The DTI, the Stock Exchange and a number of practitioners are to press for progress on a voluntary code of conduct for the industry, after initiatives begun last year have stalled.

Official sources say news on a series of insider dealing investigations will also serve as a warning for consultants to stamp out leaks to City analysts, journalists and market insiders.

"Our role is to ensure that no-one benefits from price sensitive information and to ensure that practices that lead to such a culture are discouraged," one senior regulatory source said.

The DTI is currently investigating several leaks in pursuit of possible insider dealing charges, including a profits warning from building group Caradon, US oil firm Arco's hostile bid for Aran and dealings in Midlands builders' merchant Blagg, all in 1995.

It is also conducting a series of further insider dealing inquiries, including one into a City ring that is understood to have made millions from dealing illicitly in shares in BTR, Williams Holdings and Rothmans.

The identities of several of the brokers and individuals in that inquiry are known to the Independent on Sunday but cannot be published for legal reasons.
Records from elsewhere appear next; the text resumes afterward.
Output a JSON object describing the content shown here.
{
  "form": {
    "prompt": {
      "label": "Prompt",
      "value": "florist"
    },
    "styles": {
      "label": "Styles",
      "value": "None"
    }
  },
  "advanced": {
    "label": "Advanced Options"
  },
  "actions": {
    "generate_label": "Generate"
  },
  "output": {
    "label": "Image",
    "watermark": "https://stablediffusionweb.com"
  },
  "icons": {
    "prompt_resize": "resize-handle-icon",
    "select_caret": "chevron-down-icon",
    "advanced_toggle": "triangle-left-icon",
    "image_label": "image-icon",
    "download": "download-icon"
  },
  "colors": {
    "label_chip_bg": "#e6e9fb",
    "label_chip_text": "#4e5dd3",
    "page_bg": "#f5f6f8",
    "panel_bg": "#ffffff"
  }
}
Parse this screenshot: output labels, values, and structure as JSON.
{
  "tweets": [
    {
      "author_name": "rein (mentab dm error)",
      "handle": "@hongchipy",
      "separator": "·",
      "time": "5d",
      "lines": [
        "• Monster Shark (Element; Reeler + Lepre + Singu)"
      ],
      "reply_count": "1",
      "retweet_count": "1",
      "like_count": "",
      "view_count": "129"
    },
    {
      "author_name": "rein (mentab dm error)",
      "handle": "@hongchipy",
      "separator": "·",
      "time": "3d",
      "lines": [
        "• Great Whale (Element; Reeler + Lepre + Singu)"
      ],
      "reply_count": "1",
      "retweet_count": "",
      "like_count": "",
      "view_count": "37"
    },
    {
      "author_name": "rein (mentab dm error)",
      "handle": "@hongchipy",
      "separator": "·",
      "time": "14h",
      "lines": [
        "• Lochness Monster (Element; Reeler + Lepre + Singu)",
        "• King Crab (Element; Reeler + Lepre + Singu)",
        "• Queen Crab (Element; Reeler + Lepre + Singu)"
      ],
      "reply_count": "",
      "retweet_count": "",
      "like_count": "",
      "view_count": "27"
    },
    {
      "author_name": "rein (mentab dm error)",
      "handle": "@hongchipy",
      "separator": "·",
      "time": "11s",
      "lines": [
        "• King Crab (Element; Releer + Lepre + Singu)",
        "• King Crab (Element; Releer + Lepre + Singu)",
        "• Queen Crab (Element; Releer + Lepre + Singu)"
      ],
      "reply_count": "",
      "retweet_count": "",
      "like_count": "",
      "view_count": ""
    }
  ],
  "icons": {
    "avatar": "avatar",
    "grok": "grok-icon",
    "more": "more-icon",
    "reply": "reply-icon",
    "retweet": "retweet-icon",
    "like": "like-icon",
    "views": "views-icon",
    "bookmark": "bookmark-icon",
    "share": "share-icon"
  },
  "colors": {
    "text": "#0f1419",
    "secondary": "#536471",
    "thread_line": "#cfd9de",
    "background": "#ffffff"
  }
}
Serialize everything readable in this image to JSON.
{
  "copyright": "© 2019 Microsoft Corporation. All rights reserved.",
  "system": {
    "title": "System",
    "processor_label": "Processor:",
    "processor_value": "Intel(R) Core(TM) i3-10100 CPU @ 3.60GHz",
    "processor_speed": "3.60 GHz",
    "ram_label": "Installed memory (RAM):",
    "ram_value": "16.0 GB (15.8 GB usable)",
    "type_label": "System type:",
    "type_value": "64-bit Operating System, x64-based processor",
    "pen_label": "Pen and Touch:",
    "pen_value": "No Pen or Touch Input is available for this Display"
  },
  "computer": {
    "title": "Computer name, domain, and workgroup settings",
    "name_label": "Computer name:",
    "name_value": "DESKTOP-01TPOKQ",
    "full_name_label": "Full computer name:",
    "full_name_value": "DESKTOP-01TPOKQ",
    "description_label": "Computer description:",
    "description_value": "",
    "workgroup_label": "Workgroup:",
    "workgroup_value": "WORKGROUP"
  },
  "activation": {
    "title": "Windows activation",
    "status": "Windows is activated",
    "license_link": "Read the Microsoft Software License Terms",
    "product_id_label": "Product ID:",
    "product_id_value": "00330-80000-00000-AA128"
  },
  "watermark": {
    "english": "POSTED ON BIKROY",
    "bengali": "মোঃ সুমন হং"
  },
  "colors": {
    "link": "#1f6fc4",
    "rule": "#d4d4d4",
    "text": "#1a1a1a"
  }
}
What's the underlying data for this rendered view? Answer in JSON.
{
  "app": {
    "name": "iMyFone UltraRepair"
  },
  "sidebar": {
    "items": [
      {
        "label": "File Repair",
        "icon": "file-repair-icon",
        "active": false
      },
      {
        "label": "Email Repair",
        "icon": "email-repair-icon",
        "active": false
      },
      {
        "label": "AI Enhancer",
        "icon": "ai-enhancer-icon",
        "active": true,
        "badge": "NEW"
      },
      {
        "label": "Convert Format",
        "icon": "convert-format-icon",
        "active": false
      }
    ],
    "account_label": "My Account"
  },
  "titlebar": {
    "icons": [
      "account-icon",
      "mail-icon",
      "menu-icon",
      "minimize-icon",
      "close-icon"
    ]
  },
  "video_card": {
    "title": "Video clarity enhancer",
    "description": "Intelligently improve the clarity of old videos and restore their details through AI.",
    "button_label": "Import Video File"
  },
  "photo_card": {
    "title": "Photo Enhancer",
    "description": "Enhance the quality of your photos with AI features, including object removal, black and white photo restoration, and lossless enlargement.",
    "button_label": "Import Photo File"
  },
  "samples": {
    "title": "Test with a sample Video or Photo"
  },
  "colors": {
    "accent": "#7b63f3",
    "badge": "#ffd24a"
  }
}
At least one journalist on a rival Sunday newspaper is also understood to have been interviewed by the DTI.

Investigations by the Stock Exchange and the DTI last year into share trades before Caradon's profit warning in September 1995 prompted a scramble by parts of PR industry to clean up its act.

The inquiry centres on dealings by merchant bank Robert Fleming, following information allegedly passed on to it by top City PR firm Financial Dynamics. Two Flemings analysts and an equity salesman left the bank after the affair.

Financial Dynamics staff, including chairman Tony Knox, are also understood to have been interviewed over the Arco bid for Aran. Mr Knox, who was on holiday last week, has denied any wrongdoing.

Both inquiries have yet to be completed, but the DTI is concerned that moves towards a code of conduct have fallen on stony ground after the publicity died down.

Alone among the big players in the City, PR consultants remain unregulated despite calls from influential quarters, including the Takeover Panel and the Institute of Public Relations.

This weekend, the IPR's new president Simon Lewis - who is the director of public affairs at TransCo, the transmission arm of British Gas - repeated calls for regulators and City institutions to take the lead in putting financial PR on regulated footing.

The IPR plans to meet shortly with the Association of British Insurers to press its case.

One of the DTI's problems in clamping down is that the law, as interpreted so far, means that PR consultants who gain no benefit from leaks may not have committed any offence.